The biggest concentrations of displaced people lie far from the spotlight.
Growing concerns over an ‘invasion’ of refugees and migrants helped to elect Donald Trump and sway Brexit voters. Yet the data suggest that the situation is very different from how it is often portrayed.
Researchers warn that misleading reports about the magnitude of flows into Europe and the United States are creating unjustified fears about refugees. That is undermining efforts to manage the massive humanitarian problems faced by those fleeing Syria and other hotspots.

“The alleged increase in migration and forced displacement tells us more about the moral panic on migration than the reality,” says Nando Sigona, a social scientist at the University of Birmingham, UK.

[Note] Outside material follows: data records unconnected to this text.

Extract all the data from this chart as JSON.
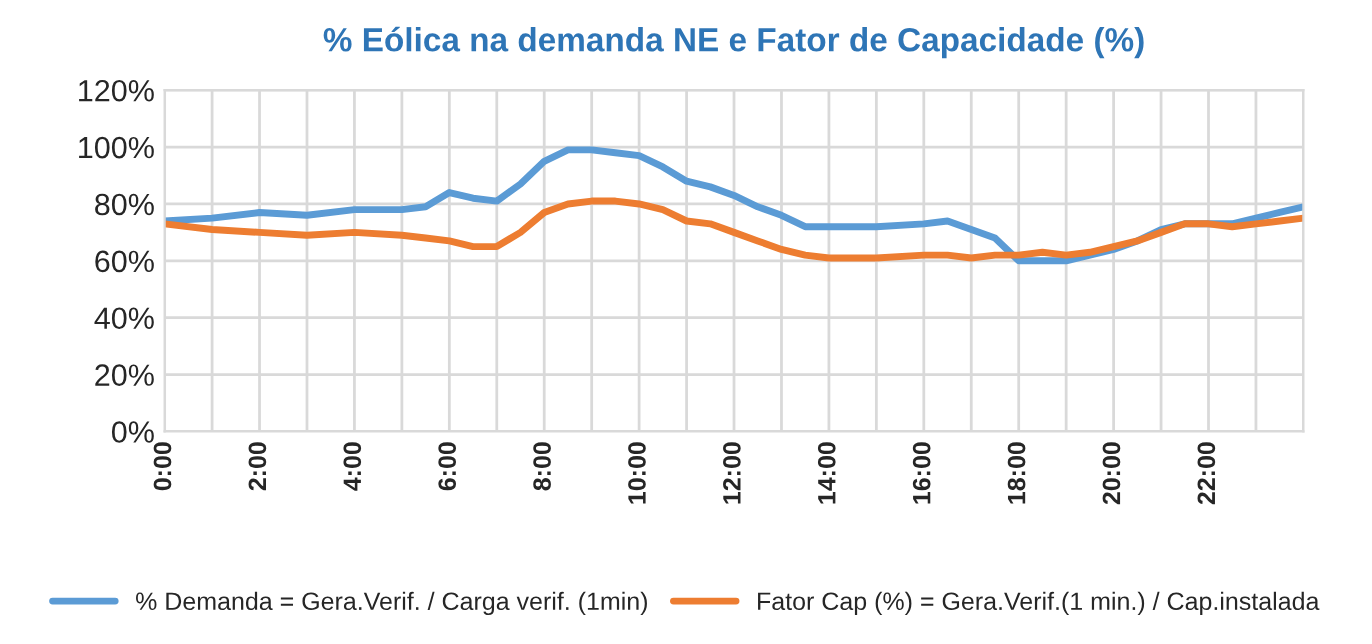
{
  "chart_data": {
    "type": "line",
    "title": "% Eólica na demanda NE e Fator de Capacidade (%)",
    "x": [
      0,
      1,
      2,
      3,
      4,
      5,
      5.5,
      6,
      6.5,
      7,
      7.5,
      8,
      8.5,
      9,
      9.5,
      10,
      10.5,
      11,
      11.5,
      12,
      12.5,
      13,
      13.5,
      14,
      15,
      16,
      16.5,
      17,
      17.5,
      18,
      18.5,
      19,
      19.5,
      20,
      20.5,
      21,
      21.5,
      22,
      22.5,
      23,
      23.5,
      24
    ],
    "series": [
      {
        "name": "% Demanda = Gera.Verif. / Carga verif. (1min)",
        "color": "#5b9bd5",
        "values": [
          74,
          75,
          77,
          76,
          78,
          78,
          79,
          84,
          82,
          81,
          87,
          95,
          99,
          99,
          98,
          97,
          93,
          88,
          86,
          83,
          79,
          76,
          72,
          72,
          72,
          73,
          74,
          71,
          68,
          60,
          60,
          60,
          62,
          64,
          67,
          71,
          73,
          73,
          73,
          75,
          77,
          79
        ]
      },
      {
        "name": "Fator Cap (%) = Gera.Verif.(1 min.) / Cap.instalada",
        "color": "#ed7d31",
        "values": [
          73,
          71,
          70,
          69,
          70,
          69,
          68,
          67,
          65,
          65,
          70,
          77,
          80,
          81,
          81,
          80,
          78,
          74,
          73,
          70,
          67,
          64,
          62,
          61,
          61,
          62,
          62,
          61,
          62,
          62,
          63,
          62,
          63,
          65,
          67,
          70,
          73,
          73,
          72,
          73,
          74,
          75
        ]
      }
    ],
    "xlim": [
      0,
      24
    ],
    "xticks": [
      {
        "value": 0,
        "label": "0:00"
      },
      {
        "value": 1,
        "label": null
      },
      {
        "value": 2,
        "label": "2:00"
      },
      {
        "value": 3,
        "label": null
      },
      {
        "value": 4,
        "label": "4:00"
      },
      {
        "value": 5,
        "label": null
      },
      {
        "value": 6,
        "label": "6:00"
      },
      {
        "value": 7,
        "label": null
      },
      {
        "value": 8,
        "label": "8:00"
      },
      {
        "value": 9,
        "label": null
      },
      {
        "value": 10,
        "label": "10:00"
      },
      {
        "value": 11,
        "label": null
      },
      {
        "value": 12,
        "label": "12:00"
      },
      {
        "value": 13,
        "label": null
      },
      {
        "value": 14,
        "label": "14:00"
      },
      {
        "value": 15,
        "label": null
      },
      {
        "value": 16,
        "label": "16:00"
      },
      {
        "value": 17,
        "label": null
      },
      {
        "value": 18,
        "label": "18:00"
      },
      {
        "value": 19,
        "label": null
      },
      {
        "value": 20,
        "label": "20:00"
      },
      {
        "value": 21,
        "label": null
      },
      {
        "value": 22,
        "label": "22:00"
      },
      {
        "value": 23,
        "label": null
      },
      {
        "value": 24,
        "label": null
      }
    ],
    "ylim": [
      0,
      120
    ],
    "yticks": [
      {
        "value": 0,
        "label": "0%"
      },
      {
        "value": 20,
        "label": "20%"
      },
      {
        "value": 40,
        "label": "40%"
      },
      {
        "value": 60,
        "label": "60%"
      },
      {
        "value": 80,
        "label": "80%"
      },
      {
        "value": 100,
        "label": "100%"
      },
      {
        "value": 120,
        "label": "120%"
      }
    ],
    "grid": true,
    "legend": "bottom"
  }
}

The number of refugees and migrants entering the European Union is low compared with the bloc’s population. Nations in Africa and Asia are absorbing many more. “The number of refugees in Europe is a classic example of perception versus reality,” says geographer Nikola Sander at the University of Groningen in the Netherlands.
Experts also question assessments of the global situation. The UN refugee agency (UNHCR), declared in 2015 that the world was “witnessing the highest levels of displacement on record”. Around 40 million people were ‘internally displaced’ within their home countries. But researchers say that such estimates are often unreliable.

Refugee numbers are easier to track. The UNHCR estimates that there were 21.3 million refugees in 2015; that is only slightly higher than the 1992 figure of 20.6 million, when the global population was just two-thirds of today’s.

Researchers also warn about misinterpreting estimates of international migrants — those who move for economic or other reasons. These numbers can be problematic because the most widely cited UN figures are cumulative. Guy Abel, a statistician at the Vienna Institute of Demography, has studied the dynamic flow and found that the number of people migrating has remained stable over the past 50 years. His latest estimates indicate that migration rate, as a share of global population, has dropped to its lowest point in 50 years.